AbstractIn keeping with the University guidelines and current literature on the topic this portfolio is an intense and personal document that resembles an autobiography of my professional life. Reflection and analysis form key components of the portfolio development. The task of demonstrating coherence and continuity between publications and projects is an inherent challenge of the portfolio route. I developed this portfolio as a collection of evidence of both the products and processes of learning that attests to my personal and professional development and achievement. The products are demonstrated within my two main projects (Timmins 2002 page 131, Timmins 2005 page 298) and associated publications and international presentations. The process of my learning has been examined and professed through reflection upon these projects and subsequently analysed and presented in the overarching statement. The aim of my portfolio is to provide a reflective overview of these two projects to highlight coherence between projects and identify my unique contribution to knowledge. This thesis reports on the development and use of a framework for reflection that best suited this purpose. I also construct my professional working theory as a result of this critical reflection.
This framework proved invaluable to uncover the connections between my projects and the inherent meaning of my portfolio.
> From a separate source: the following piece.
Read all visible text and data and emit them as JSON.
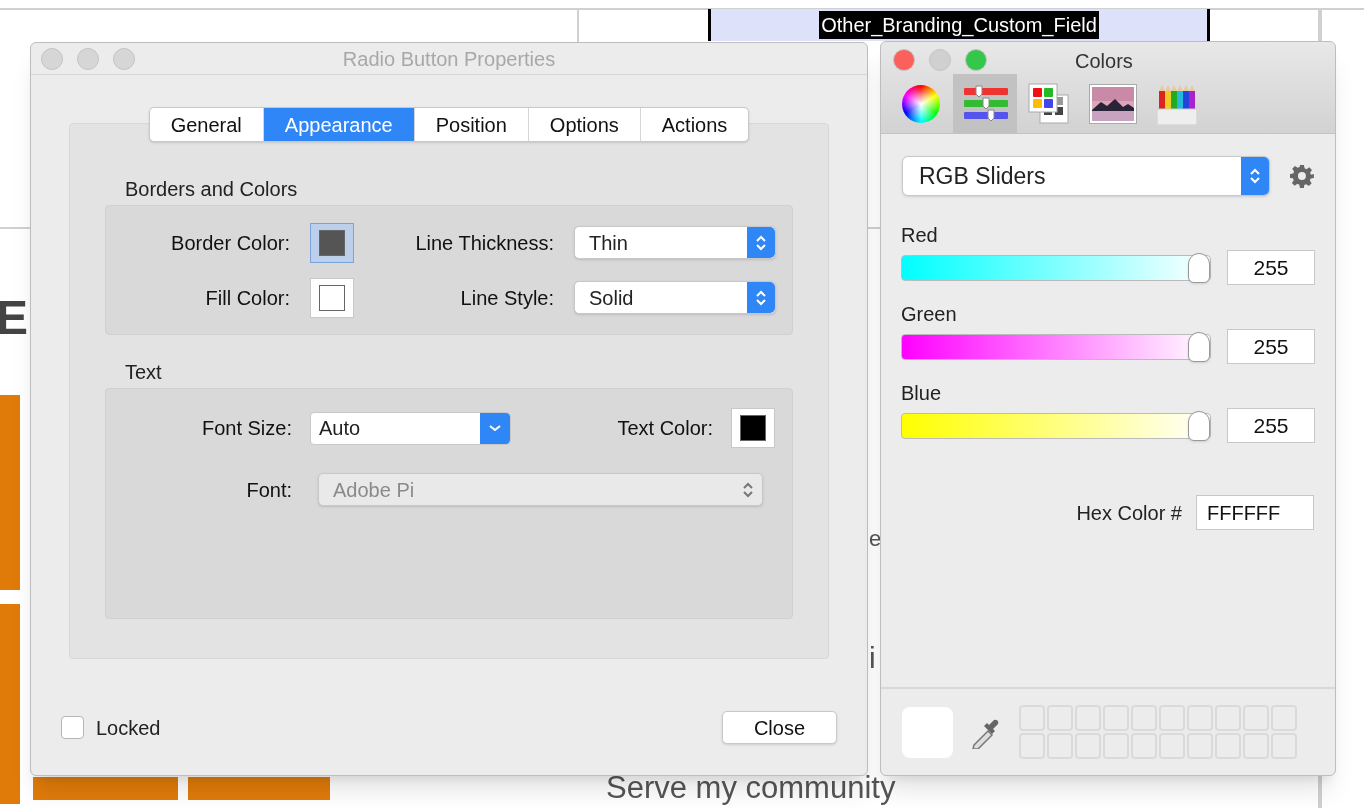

What began as a series of disparate products (articles, conference presentations, books) the use of the framework for critical reflection enabled me not only to elicit inherent connections but to gain a new clarity about my own professional development
and motivation that was previously unknown. Using the framework for critical reflection enabled to me to identify themes from reflection upon my projects:
disempowerment, knowledge, emancipation and empowerment.
These themes appear implicitly in several recent studies in the Republic of Ireland. Ultimately the impetus for my projects was rooted in my own professional disempowerment. Obedience was a pattern intrinsic to the social fabric of nursing in Republic of Ireland. The identified themes resonate not only my professional growth within but also the current orientation of the nursing profession in the Republic of Ireland. Using the framework for critical reflection also permitted me to outline my original contribution to knowledge. This originality is reflected in the public provision of knowledge to nurses in the area of nursing clients with coronary heart disease. This includes a reorientation of informational support towards symptom management and encouraging a critical awareness of previously used research methods. There is also an original contribution to the ongoing development of nursing practice with the suggested critique; adaptation and use of conceptual models of nursing in coronary care units.